Significance Statement Coronavirus disease 2019 (COVID-19) forecasting models can provide critical information for decision-making; however, there has been little published information on their performance. We examined the COVID-19 mortality forecasting performance of nine commonly-used and oft-cited models, as well as density-averaged equal- and performance-weighted ensembles of these models, during two phases of the pandemic. Only two of the nine models demonstrated superior predictive and probabilistic performance during both phases of the pandemic. Most of the models exhibited overconfidence, with overly-narrow forecast intervals. Performance-weighted ensembles demonstrated some advantages over the equal-weighted ensemble, primarily in probabilistic performance. As might be anticipated, predictions of near term mortality (next week) were better than predictions of mortality four weeks later.
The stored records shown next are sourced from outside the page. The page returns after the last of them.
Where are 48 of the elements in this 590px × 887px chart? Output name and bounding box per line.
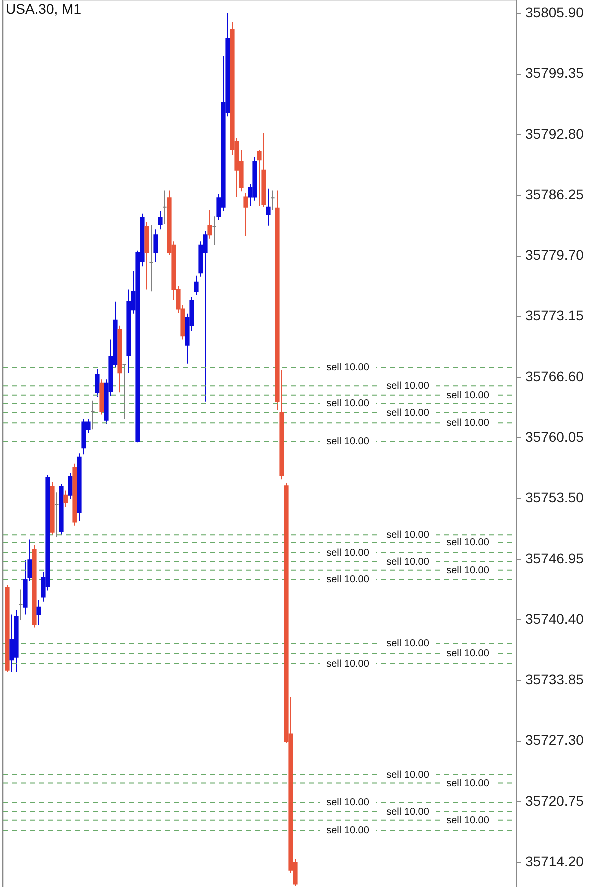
candlestick [194,275,199,296]
y-tick-label: 35740.40 [526,610,584,627]
y-tick-label: 35799.35 [526,65,584,82]
candlestick [64,490,68,508]
ref-line-label: sell 10.00 [386,530,430,542]
ref-line-label: sell 10.00 [446,390,490,402]
y-tick-label: 35779.70 [526,247,584,264]
ref-line-label: sell 10.00 [386,557,430,568]
ref-line-label: sell 10.00 [386,408,430,419]
candlestick [266,188,271,226]
ref-line-label: sell 10.00 [326,362,370,374]
y-tick-label: 35786.25 [526,186,584,202]
ref-line-label: sell 10.00 [326,398,370,410]
y-tick-label: 35792.80 [526,126,584,142]
ref-line-label: sell 10.00 [446,418,490,430]
candlestick [68,472,73,500]
ref-line-label: sell 10.00 [326,548,370,559]
y-tick-label: 35720.75 [526,792,584,809]
candlestick [208,210,212,240]
y-tick-label: 35733.85 [526,672,584,688]
candlestick [154,229,158,263]
ref-line-label: sell 10.00 [326,826,370,837]
y-tick-label: 35753.50 [526,490,584,506]
ref-line-label: sell 10.00 [386,638,430,650]
y-tick-label: 35805.90 [526,4,584,20]
ref-line-label: sell 10.00 [326,658,370,670]
candlestick [244,193,248,237]
candlestick [95,368,100,398]
ref-line-label: sell 10.00 [386,381,430,392]
y-tick-label: 35766.60 [526,368,584,384]
ref-line-label: sell 10.00 [386,807,430,818]
ref-line-label: sell 10.00 [326,798,370,809]
candlestick [36,599,42,626]
y-tick-label: 35773.15 [526,308,584,324]
y-tick-label: 35746.95 [526,550,584,566]
candlestick [158,210,163,230]
ref-line-label: sell 10.00 [446,778,490,790]
ref-line-label: sell 10.00 [446,648,490,660]
y-tick-label: 35714.20 [526,854,584,870]
ref-line-label: sell 10.00 [446,815,490,826]
ref-line-label: sell 10.00 [446,538,490,549]
ref-line-label: sell 10.00 [386,770,430,781]
chart-title: USA.30, M1 [6,1,82,17]
ref-line-label: sell 10.00 [446,565,490,576]
ref-line-label: sell 10.00 [326,436,370,448]
ref-line-label: sell 10.00 [326,574,370,586]
y-tick-label: 35727.30 [526,732,584,748]
y-tick-label: 35760.05 [526,428,584,445]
Competing Interest Statement
The authors have declared no competing interest.
Funding Statement
Kyle J. Colonna's involvement was funded by the Harvard Population Health Sciences PhD scholarship. Roger M. Cooke's involvement was pro bono. John S. Evans' involvement was funded by the Department of Environmental Health and the Harvard Cyprus Initiative at the T.F. Chan School of Public Health.
Author Declarations
I confirm all relevant ethical guidelines have been followed, and any necessary IRB and/or ethics committee approvals have been obtained.
Yes
The details of the IRB/oversight body that provided approval or exemption for the research described are given below:
No IRB/oversight body approval or exemption was necessary as the data is publicly available.
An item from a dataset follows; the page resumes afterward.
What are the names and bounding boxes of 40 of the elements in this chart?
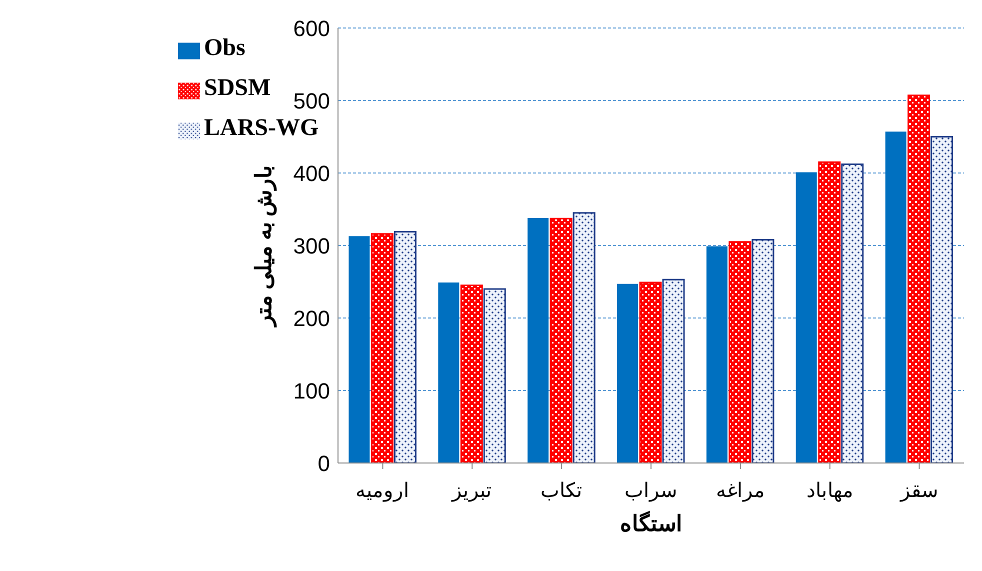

All necessary patient/participant consent has been obtained and the appropriate institutional forms have been archived.
Yes
I understand that all clinical trials and any other prospective interventional studies must be registered with an ICMJE-approved registry, such as ClinicalTrials.gov. I confirm that any such study reported in the manuscript has been registered and the trial registration ID is provided (note: if posting a prospective study registered retrospectively, please provide a statement in the trial ID field explaining why the study was not registered in advance).
Yes
I have followed all appropriate research reporting guidelines and uploaded the relevant EQUATOR Network research reporting checklist(s) and other pertinent material as supplementary files, if applicable.
Yes
Footnotes
Acquisition, analysis, or interpretation of data: Colonna, Cooke
Drafting of the manuscript: Colonna, Evans
Critical revision of the manuscript for important intellectual content: All authors
Supervision: Evans
Competing Interest Statement: The authors declare they have no competing interests that might be perceived to influence the results and/or discussion reported in this manuscript. There has also been no prior discussion with an editor.
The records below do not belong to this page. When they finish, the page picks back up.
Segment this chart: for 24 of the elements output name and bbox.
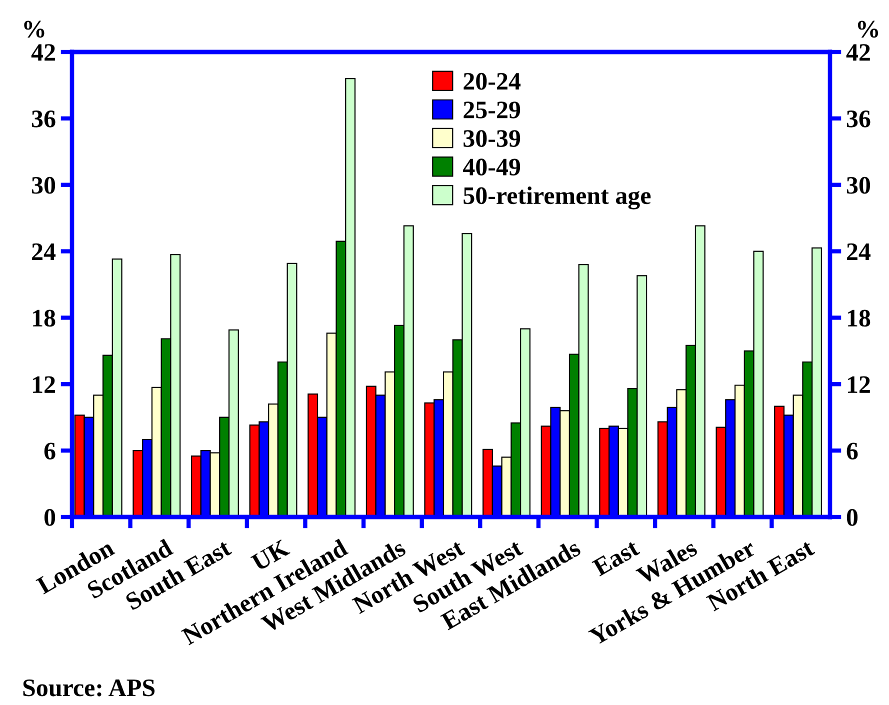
y-tick-label: 0 [44,509,56,526]
y2-axis-title: % [858,20,878,38]
y2-tick-label: 42 [846,44,870,61]
legend-label: 50-retirement age [464,186,651,210]
source-note: Source: APS [23,679,155,696]
y-tick-label: 36 [32,110,56,128]
y-tick-label: 12 [33,376,55,393]
y2-tick-label: 6 [846,442,858,460]
legend-label: 25-29 [464,102,520,118]
y2-tick-label: 0 [846,509,858,526]
y-tick-label: 24 [32,243,56,260]
y2-tick-label: 18 [848,310,870,327]
y2-tick-label: 30 [846,176,870,194]
y2-tick-label: 24 [847,243,871,260]
legend-label: 40-49 [463,158,520,176]
legend-label: 20-24 [464,72,521,90]
y-tick-label: 42 [31,44,55,61]
y-axis-title: % [24,20,44,38]
y2-tick-label: 36 [846,110,870,128]
y2-tick-label: 12 [848,376,870,393]
y-tick-label: 18 [33,310,56,327]
legend-label: 30-39 [464,130,520,147]
y-tick-label: 6 [44,442,56,460]
y-tick-label: 30 [32,176,56,194]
Author Roger M. Cooke added; Additional results; Figure 1 revised; Additional tables for Supplemental Information; rewritten manuscript and supplemental information text.
Data Availability
Observed state COVID-19 mortality and case data was gathered from the Centers for Disease Control and Prevention (CDC) (30). State population and racial composition data was collected from one-year estimates from the Census Bureau's 2018 and 2019 American Community Survey (ACS) (31). Tables S3 & S4 in the SI appendix provide the racial composition statistics and case rate data. Model forecasting data was gathered from the COVID-19 Forecast Hub's publicly available structured data storage repository on GitHub (8). Tables S5 & S6 in the SI appendix provide the model and ensemble predictions, their uncertainty distributions, and the subsequent observations of COVID-19 mortality.